For Donald Rihel, who lives in Bazetta Township, "things are pretty smooth." He mentions his satisfaction with the local police. And expresses concern for future generations.
"Obviously, I’ve lived—more of my life's behind me than in front of me—these kids coming up today I’m afraid they’re not going to have the same freedoms and rights that we enjoyed,” Rihel said.
Marvin Logan, Jr. grew up in Warren and has lived there all his life. His job recently has taken him to the Detroit area, but he returned home to cast his vote. “I think that voting is one of the most essential privileges of our democracy," Logan said. "I come from ancestors who sacrificed a lot for me to be able to have the right to vote. I think a vote-less people is a hopeless people. I’ve never missed an election and I never plan to.”
He enjoys the experience of voting in person, and this election is not only focused on the presidential race, but also local tax levies and appellate court judges as well as who will occupy two seats on the Ohio Supreme Court. "Who our prosecutors are, who our judges are when looking at situations with police brutality that’s where your vote is going to matter the most.”
Carol Morrow of Hubbard decided to vote in person because she's not certain her usual voting location will be open on Election Day. "I’m just worried that on Tuesday I don’t know how many polls are going to be open because of how many workers are going to be able to work the polls because of the pandemic.”
COVID-19 has been a key issue for many voters.
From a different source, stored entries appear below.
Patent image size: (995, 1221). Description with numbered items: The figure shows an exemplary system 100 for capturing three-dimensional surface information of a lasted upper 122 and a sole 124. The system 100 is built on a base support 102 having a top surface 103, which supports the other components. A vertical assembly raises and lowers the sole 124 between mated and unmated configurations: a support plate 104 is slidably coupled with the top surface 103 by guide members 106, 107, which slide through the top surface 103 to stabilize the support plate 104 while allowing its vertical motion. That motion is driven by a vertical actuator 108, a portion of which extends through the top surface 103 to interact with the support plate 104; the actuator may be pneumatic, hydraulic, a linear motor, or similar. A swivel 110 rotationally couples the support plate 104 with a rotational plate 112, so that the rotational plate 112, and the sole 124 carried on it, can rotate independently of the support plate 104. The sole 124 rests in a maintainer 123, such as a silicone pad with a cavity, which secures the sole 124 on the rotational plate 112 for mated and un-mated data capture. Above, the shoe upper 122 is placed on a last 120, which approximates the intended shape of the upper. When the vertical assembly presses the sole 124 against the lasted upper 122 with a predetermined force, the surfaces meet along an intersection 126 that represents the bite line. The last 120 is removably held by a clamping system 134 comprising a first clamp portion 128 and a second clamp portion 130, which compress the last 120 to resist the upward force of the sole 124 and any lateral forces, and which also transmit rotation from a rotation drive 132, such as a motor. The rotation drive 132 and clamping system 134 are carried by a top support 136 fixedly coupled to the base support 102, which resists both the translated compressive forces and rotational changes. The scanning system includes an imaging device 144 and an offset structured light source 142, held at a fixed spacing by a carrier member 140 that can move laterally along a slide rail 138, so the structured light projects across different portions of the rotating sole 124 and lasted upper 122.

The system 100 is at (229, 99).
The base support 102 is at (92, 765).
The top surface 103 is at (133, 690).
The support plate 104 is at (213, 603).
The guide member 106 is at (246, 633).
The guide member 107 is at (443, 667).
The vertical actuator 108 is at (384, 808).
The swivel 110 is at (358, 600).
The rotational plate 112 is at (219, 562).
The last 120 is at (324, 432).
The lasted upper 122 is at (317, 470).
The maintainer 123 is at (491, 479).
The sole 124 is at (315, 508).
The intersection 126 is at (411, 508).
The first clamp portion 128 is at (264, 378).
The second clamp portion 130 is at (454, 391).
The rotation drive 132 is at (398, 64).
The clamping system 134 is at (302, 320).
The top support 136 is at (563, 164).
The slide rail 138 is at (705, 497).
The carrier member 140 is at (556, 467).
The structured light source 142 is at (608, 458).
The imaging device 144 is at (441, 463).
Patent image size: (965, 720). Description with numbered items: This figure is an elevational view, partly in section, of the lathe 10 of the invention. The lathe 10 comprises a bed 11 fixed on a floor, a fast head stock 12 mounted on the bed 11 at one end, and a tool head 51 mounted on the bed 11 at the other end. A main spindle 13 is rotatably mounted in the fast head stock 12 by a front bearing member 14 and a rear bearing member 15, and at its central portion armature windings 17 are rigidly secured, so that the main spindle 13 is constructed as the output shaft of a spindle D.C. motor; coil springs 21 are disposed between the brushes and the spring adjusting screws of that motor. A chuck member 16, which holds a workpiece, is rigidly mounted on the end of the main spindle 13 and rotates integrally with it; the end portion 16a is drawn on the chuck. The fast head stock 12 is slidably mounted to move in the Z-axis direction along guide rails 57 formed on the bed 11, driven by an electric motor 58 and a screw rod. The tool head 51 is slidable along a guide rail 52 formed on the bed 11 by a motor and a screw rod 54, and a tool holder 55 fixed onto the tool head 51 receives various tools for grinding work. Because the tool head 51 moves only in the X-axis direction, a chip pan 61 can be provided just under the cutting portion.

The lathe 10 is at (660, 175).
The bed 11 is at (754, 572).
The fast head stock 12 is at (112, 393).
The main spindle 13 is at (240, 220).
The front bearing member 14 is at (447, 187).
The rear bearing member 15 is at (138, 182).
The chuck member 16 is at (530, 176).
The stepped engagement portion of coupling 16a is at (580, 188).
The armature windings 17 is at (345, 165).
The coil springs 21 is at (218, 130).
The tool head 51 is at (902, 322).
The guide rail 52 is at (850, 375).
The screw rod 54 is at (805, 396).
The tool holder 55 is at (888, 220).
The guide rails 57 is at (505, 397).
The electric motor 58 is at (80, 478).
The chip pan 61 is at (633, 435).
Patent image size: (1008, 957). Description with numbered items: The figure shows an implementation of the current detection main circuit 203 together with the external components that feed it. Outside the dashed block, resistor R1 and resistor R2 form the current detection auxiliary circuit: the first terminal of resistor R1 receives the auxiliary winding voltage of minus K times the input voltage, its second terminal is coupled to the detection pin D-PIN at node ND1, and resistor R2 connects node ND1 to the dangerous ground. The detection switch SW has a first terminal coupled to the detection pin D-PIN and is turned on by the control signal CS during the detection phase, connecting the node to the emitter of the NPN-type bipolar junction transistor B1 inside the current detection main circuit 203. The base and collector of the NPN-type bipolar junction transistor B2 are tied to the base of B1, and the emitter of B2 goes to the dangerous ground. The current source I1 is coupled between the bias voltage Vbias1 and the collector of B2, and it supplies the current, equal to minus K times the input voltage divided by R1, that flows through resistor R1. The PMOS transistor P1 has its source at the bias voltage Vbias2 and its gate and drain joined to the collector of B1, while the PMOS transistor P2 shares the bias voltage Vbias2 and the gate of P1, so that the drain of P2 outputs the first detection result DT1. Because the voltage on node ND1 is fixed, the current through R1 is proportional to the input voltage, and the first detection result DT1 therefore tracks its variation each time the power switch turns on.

The ongoing pandemic has raised questions on both sides. It has highlighted racial disparities, and has led to protests following the May police killing of George Floyd in Minneapolis.
“This is a, a very important election with everything going on, with all the social injustice going on, everything that’s going on I think it’s really important to come out and vote,” D.J. Williamson of Warren said.
“There’s a lot of things going on in the country, lot of unrest obviously," said Brent Armstrong. "I don’t know if voting one way or another is going to solve that, but the only thing I can do is make my choice going—what I think is going to be the best way to see this country move forward.”
Sydney Dicenso said she wanted to vote in person this year to be aware of herself "making sure it's getting done." As an educator, she's concerned for her students. "I want them to be able to have the type of opportunities we’ve had in the past or new opportunities people haven’t experienced.”
Lloyd Allen retired from the old G.M. plant in Lordstown 22 years ago. “I’m a conservative. I believe in Christian values and stuff, and I want to make sure my vote counts for what I believe in.”
He received an absentee ballot by mail, but he did not want to mail it back. "I wanna carry it in and put it in their hands," he said.
Javier Vega has come out to vote with Christina Roberts. He lives in Bazetta and works for UPS. “For me basically, I just don’t like what’s going on in the country, as far as all the divisiveness, all this noise that’s out there, misinformation," he said.
Vega says it used to be "you could have discussions about policy" regardless of your views. He doesn't like how things are now. "It’s either, you’re on one side or the other and if you’re on the other side, you’re a bad person and I don’t think that’s good for America because at the end of the day, we’re all Americans.”
Early voting continues until 2 o’clock Monday afternoon at county boards of elections or early vote centers around the state.
Poll locations will be open Tuesday for in-person, Election Day voting from 6:30 a.m. to 7:30 p.m.